Na dramaturgia brasileira, um marco referencial importante que pode ser tomado como parâmetro, sem dúvida, é o santista Plínio Marcos (1935 – 1999), considerado o primeiro dramaturgo a dar voz e protagonismo à classe marginal. Entre seus mais notáveis textos vislumbramos em Barrela (1958), Dois Perdidos numa noite suja (1966), Navalha na carne (1967), O Abajur lilás (1969) e A mancha roxa (1988), uma realidade apresentada e tematizada sem filtros literários, isto é, sem nenhum embelezamento ou mascaramento formal da realidade. Sua dramaturgia funda-se numa espécie de texto-documento apresentando o recorte de uma situação tirada do cenário original. Assim para manter a verossimilhança do contexto de onde se localiza a cena, o linguajar de seus personagens segue reproduzindo fielmente os palavrões, gírias e expressões populares e peculiares. No entanto, nada é gratuito, pois nos deparamos com uma dramaturgia que enreda os personagens – prostituta, cafetão, mendigos, homossexuais, presidiários – numa situação-limite que nos permite flagrar o estado de desumanidade que os assola; eles têm consciência deste processo de coisificação que os atravessa e isso gera invariavelmente revolta e tristeza. Assim, a dramaturgia pliniana nos presenteia com personagens com intensa carga subjetiva em seus atos e comportamentos. Em Navalha na carne, por exemplo, o drama da prostituta Neusa Sueli, do gigolô Vado e do homossexual Veludo nos é apresentado sem véus; a relação entre os três é tensa, violenta, repleta de gírias, xingamentos e palavrões. Mas ao explorar o drama individual de cada personagem – suas motivações, angústias, falta de perspectivas, revoltas e tristezas – Plínio nos permite ultrapassar os estereótipos e perceber a dimensão ética que a fábula aborda. O modo como falam, andam e os demais maneirismos se tornam, assim, traços estilísticos da dramaturgia, e embora tenham função relevante, não são os elementos estruturantes do drama.     

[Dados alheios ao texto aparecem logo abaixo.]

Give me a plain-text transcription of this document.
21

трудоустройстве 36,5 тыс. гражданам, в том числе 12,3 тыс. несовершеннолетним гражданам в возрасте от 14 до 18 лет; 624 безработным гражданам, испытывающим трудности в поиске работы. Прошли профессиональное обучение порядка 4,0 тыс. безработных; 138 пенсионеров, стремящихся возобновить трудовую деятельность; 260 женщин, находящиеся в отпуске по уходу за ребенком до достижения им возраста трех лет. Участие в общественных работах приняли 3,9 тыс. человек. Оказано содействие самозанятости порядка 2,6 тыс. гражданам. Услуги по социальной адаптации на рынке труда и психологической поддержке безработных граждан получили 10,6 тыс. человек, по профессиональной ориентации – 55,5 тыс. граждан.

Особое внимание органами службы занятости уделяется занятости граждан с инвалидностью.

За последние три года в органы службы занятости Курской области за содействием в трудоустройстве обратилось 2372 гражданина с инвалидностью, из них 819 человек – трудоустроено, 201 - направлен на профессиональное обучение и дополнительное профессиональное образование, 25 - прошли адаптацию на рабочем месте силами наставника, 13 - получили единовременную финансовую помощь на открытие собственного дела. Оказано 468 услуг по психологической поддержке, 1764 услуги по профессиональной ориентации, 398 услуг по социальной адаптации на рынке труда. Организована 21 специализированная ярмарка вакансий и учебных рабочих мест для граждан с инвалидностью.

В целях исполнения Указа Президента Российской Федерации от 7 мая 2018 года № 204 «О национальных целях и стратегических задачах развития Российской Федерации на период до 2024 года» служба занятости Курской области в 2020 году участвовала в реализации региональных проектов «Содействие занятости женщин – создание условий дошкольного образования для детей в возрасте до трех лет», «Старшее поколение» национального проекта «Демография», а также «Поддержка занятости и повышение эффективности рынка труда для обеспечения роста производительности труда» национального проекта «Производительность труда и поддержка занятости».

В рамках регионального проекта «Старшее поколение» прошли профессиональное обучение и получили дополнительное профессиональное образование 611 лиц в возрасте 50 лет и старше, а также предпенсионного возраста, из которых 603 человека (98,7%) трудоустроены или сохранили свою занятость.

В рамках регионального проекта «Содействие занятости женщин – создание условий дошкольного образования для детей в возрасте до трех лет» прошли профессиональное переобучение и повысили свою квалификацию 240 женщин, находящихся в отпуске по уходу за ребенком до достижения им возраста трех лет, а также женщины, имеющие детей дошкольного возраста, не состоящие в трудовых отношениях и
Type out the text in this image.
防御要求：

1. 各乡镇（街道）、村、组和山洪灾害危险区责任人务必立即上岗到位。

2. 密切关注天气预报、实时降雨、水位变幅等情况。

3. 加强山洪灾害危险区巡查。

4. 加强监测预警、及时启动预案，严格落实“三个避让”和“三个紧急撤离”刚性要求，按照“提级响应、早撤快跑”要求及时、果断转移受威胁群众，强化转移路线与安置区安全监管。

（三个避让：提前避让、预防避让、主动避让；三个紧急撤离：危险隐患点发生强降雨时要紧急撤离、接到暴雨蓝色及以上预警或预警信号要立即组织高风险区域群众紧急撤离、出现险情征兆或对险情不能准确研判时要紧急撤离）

Abordo agora a questão das personas e dirijo as reflexões para a atuação do jovem elenco. A montagem optou pelo uso de máscaras para todos os personagens, elemento de fundamental importância para sua encenação. Quanto à forma são utilizadas máscara inteira e meia máscara; quanto à expressão elegeu-se a máscara expressiva com ênfase no elemento bufônico e grotesco. Esta opção já aponta (ou determina) um caminho para criação dos atuantes, pois se deve considerar o estatuto próprio deste objeto (a máscara). Sobre este estatuto mágico presente no trabalho com máscaras Patrice Pavis (1947) nos afirma que
Escondendo-se o rosto, renuncia-se voluntariamente à expressão psicológica [...] o ator é obrigado a compensar esta perda de sentido e esta falta de identificação por um dispêndio corporal considerável. O corpo traduz a interioridade da personagem de maneira muito amplificada, exagerando cada gesto: teatralidade e a espacialidade do corpo saem daí reforçadas. (2005, p.234)  
No século XX autores como os franceses Jacques Copeau (1879 – 1949) e Jacques Lecoq (1921 – 1999) percebendo a natureza específica desse objeto voltaram suas pesquisas para o desenvolvimento técnico do uso da máscara por parte do ator. Lecoq dedicará tamanha atenção as suas pesquisas com as máscaras que em 1956 fundará a L'École Internationale de Théâtre Jacques Lecoq dedicada a sistematização de suas investigações e aplicação de um método de treinamento para atores, num curso que exige dois anos de dedicação.
Esta breve digressão sobre as máscaras é importante para ressaltar a dificuldade inerente de quem opta trabalhar com elas em cena. É necessário conhecimento de sua natureza específica e, sobretudo tempo para exercitar os procedimentos técnicos necessários para dominar o seu uso. E é exatamente neste ponto que a atuação do elenco deixa a desejar. Considero muito frágil o trabalho de composição de personagens a partir das máscaras, e pelo que pude perceber em cena, o que se dá é um trabalho com máscaras e não de máscaras. Explico: observo que as máscaras são utilizadas como acessórios de cena, como um adorno que os atuantes levam sobre a cabeça. A rigor não percebo àquele “dispêndio corporal considerável” de que nos fala Pavis; observo sim os atuantes desempenhando seus papéis como se fosse de uma montagem convencional de rua – os deslocamentos, as gesticulações, o ritmo das falas, etc. – desconsideram o rigor que o objeto deve empreender no corpo do atuante quando usado em cena. A exceção, neste caso, é o trabalho do ator Gabriel Cunha desempenhando o papel do Mendigueiro e da atriz Priscila Costa desempenhando a “velha hiponga” – não lembro o nome da personagem. Mas em ambos ainda é necessário aprofundar a pesquisa e afinar o tempo de cena de cada papel, com ligeira vantagem para o trabalho de Gabriel.             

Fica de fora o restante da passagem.